Most celebrity clothing lines crash in an embarrassingly public way. Miley Cyrus tried to launch one at Wal-Mart Stores with Max Azria. Paris Hilton’s line for Dollhouse withered, along with a Lauren Conrad line and Heidi Montag’s Heidiwood for Anchor Blue Retail Group. Sarah Jessica Parker’s Bitten and Amanda Bynes’s Dear died with their partner retailer Steve & Barry’s LLC. Eve’s Fetish folded after years of trying to gain relevance. Lindsey Lohan’s 6126 leggings line was brought down by a series of lawsuits, and Jennifer Lopez called the failure of her fashion labels the biggest disappointment of her career.

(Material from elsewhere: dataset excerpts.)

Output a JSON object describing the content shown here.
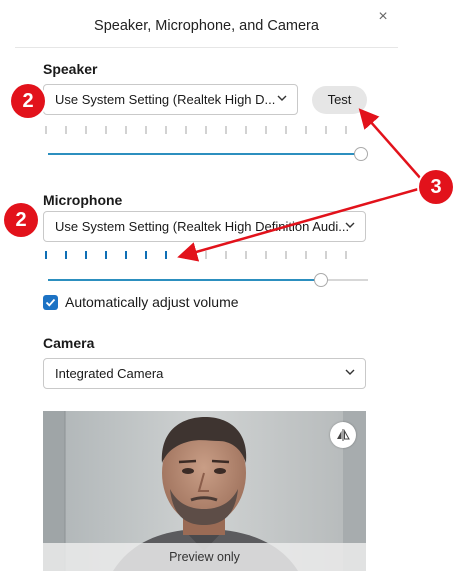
{
  "dialog": {
    "title": "Speaker, Microphone, and Camera",
    "close_glyph": "×"
  },
  "speaker": {
    "label": "Speaker",
    "selected": "Use System Setting (Realtek High D...",
    "test_label": "Test",
    "meter_active_ticks": 0,
    "meter_total_ticks": 16,
    "volume": 1.0
  },
  "microphone": {
    "label": "Microphone",
    "selected": "Use System Setting (Realtek High Definition Audi...",
    "meter_active_ticks": 8,
    "meter_total_ticks": 16,
    "volume": 0.87,
    "auto_adjust_label": "Automatically adjust volume",
    "auto_adjust_checked": true
  },
  "camera": {
    "label": "Camera",
    "selected": "Integrated Camera",
    "preview_caption": "Preview only"
  },
  "annotations": {
    "badge_2": "2",
    "badge_3": "3",
    "color": "#e2121b"
  },
  "icons": {
    "close": "close-icon",
    "dropdown": "chevron-down-icon",
    "check": "checkmark-icon",
    "flip": "mirror-flip-icon"
  },
  "colors": {
    "accent_blue": "#1c72c4",
    "meter_active": "#0f6fb5",
    "slider_fill": "#2c8fbf",
    "annotation_red": "#e2121b"
  }
}
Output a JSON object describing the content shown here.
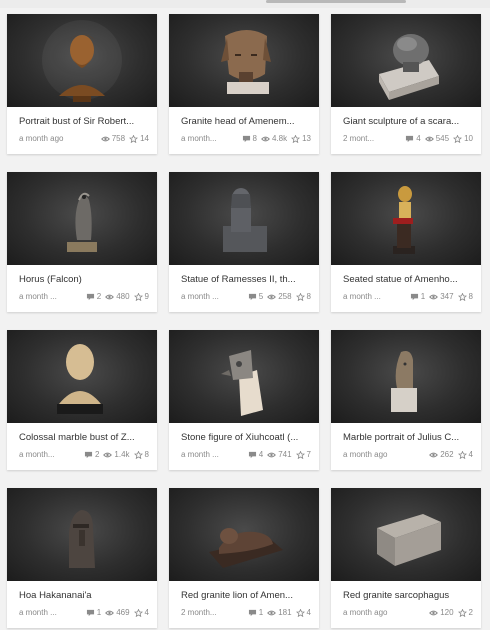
{
  "colors": {
    "icon": "#8a8a8a",
    "card_bg": "#ffffff",
    "thumb_bg": "#2e2e2e"
  },
  "cards": [
    {
      "title": "Portrait bust of Sir Robert...",
      "age": "a month ago",
      "comments": "",
      "views": "758",
      "likes": "14",
      "thumb_icon": "bronze-bust"
    },
    {
      "title": "Granite head of Amenem...",
      "age": "a month...",
      "comments": "8",
      "views": "4.8k",
      "likes": "13",
      "thumb_icon": "granite-head"
    },
    {
      "title": "Giant sculpture of a scara...",
      "age": "2 mont...",
      "comments": "4",
      "views": "545",
      "likes": "10",
      "thumb_icon": "scarab-sculpture"
    },
    {
      "title": "Horus (Falcon)",
      "age": "a month ...",
      "comments": "2",
      "views": "480",
      "likes": "9",
      "thumb_icon": "falcon-statue"
    },
    {
      "title": "Statue of Ramesses II, th...",
      "age": "a month ...",
      "comments": "5",
      "views": "258",
      "likes": "8",
      "thumb_icon": "seated-statue"
    },
    {
      "title": "Seated statue of Amenho...",
      "age": "a month ...",
      "comments": "1",
      "views": "347",
      "likes": "8",
      "thumb_icon": "pharaoh-statue"
    },
    {
      "title": "Colossal marble bust of Z...",
      "age": "a month...",
      "comments": "2",
      "views": "1.4k",
      "likes": "8",
      "thumb_icon": "marble-bust"
    },
    {
      "title": "Stone figure of Xiuhcoatl (...",
      "age": "a month ...",
      "comments": "4",
      "views": "741",
      "likes": "7",
      "thumb_icon": "serpent-figure"
    },
    {
      "title": "Marble portrait of Julius C...",
      "age": "a month ago",
      "comments": "",
      "views": "262",
      "likes": "4",
      "thumb_icon": "marble-head"
    },
    {
      "title": "Hoa Hakananai'a",
      "age": "a month ...",
      "comments": "1",
      "views": "469",
      "likes": "4",
      "thumb_icon": "moai-statue"
    },
    {
      "title": "Red granite lion of Amen...",
      "age": "2 month...",
      "comments": "1",
      "views": "181",
      "likes": "4",
      "thumb_icon": "lion-statue"
    },
    {
      "title": "Red granite sarcophagus",
      "age": "a month ago",
      "comments": "",
      "views": "120",
      "likes": "2",
      "thumb_icon": "sarcophagus"
    }
  ]
}
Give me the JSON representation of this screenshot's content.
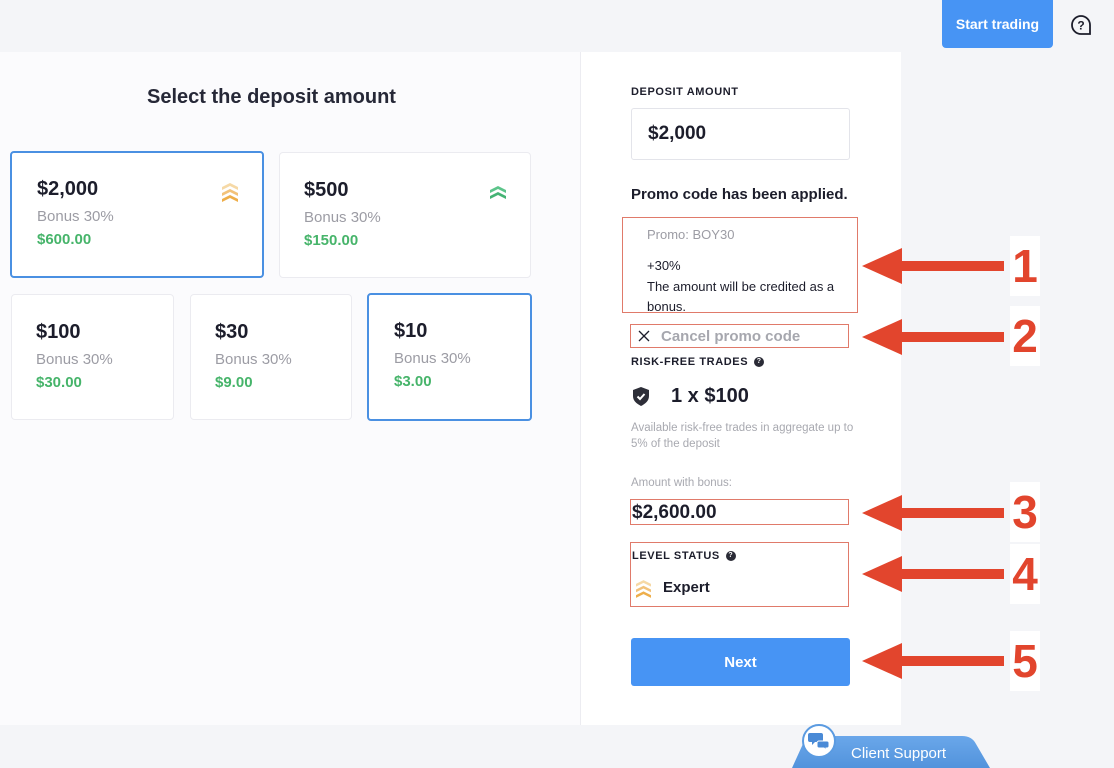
{
  "topbar": {
    "start_trading_label": "Start trading",
    "help_icon": "help-bubble-icon"
  },
  "left": {
    "title": "Select the deposit amount",
    "cards": [
      {
        "amount": "$2,000",
        "bonus": "Bonus 30%",
        "bonus_value": "$600.00",
        "selected": true,
        "level_icon": "chevron-triple-gold-icon"
      },
      {
        "amount": "$500",
        "bonus": "Bonus 30%",
        "bonus_value": "$150.00",
        "selected": false,
        "level_icon": "chevron-double-green-icon"
      },
      {
        "amount": "$100",
        "bonus": "Bonus 30%",
        "bonus_value": "$30.00",
        "selected": false
      },
      {
        "amount": "$30",
        "bonus": "Bonus 30%",
        "bonus_value": "$9.00",
        "selected": false
      },
      {
        "amount": "$10",
        "bonus": "Bonus 30%",
        "bonus_value": "$3.00",
        "selected": false
      }
    ]
  },
  "right": {
    "deposit_label": "DEPOSIT AMOUNT",
    "deposit_value": "$2,000",
    "promo_applied": "Promo code has been applied.",
    "promo_code": "Promo: BOY30",
    "promo_percent": "+30%",
    "promo_note": "The amount will be credited as a bonus.",
    "cancel_promo": "Cancel promo code",
    "risk_free_label": "RISK-FREE TRADES",
    "risk_free_value": "1 x $100",
    "risk_free_note": "Available risk-free trades in aggregate up to 5% of the deposit",
    "amount_with_bonus_label": "Amount with bonus:",
    "amount_with_bonus_value": "$2,600.00",
    "level_status_label": "LEVEL STATUS",
    "level_status_value": "Expert",
    "next_label": "Next",
    "help_glyph": "?"
  },
  "annotations": [
    "1",
    "2",
    "3",
    "4",
    "5"
  ],
  "support": {
    "label": "Client Support"
  },
  "colors": {
    "accent_blue": "#4794f4",
    "bonus_green": "#46b46a",
    "annotation_red": "#e2452d",
    "selected_border": "#4a90e2",
    "gold_level": "#f0b64a",
    "green_level": "#4fbf7d"
  }
}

Michelle Alleyne, a professor at Parsons School of Fashion and founder of fashion consultancy M Shop NYC, said celebrity fashion brands fail so often because the stars don’t put in the effort to learn what their customers want to wear. All celebrity brands are hyped hard for their launch, but maintaining that momentum, and keeping shoppers interested in the goods that eventually hit the racks, is the arduous part. Though celebrity brands start with gobs of free marketing and exposure, sales are determined by the fashion items themselves, not the name stamped on them, Alleyne said.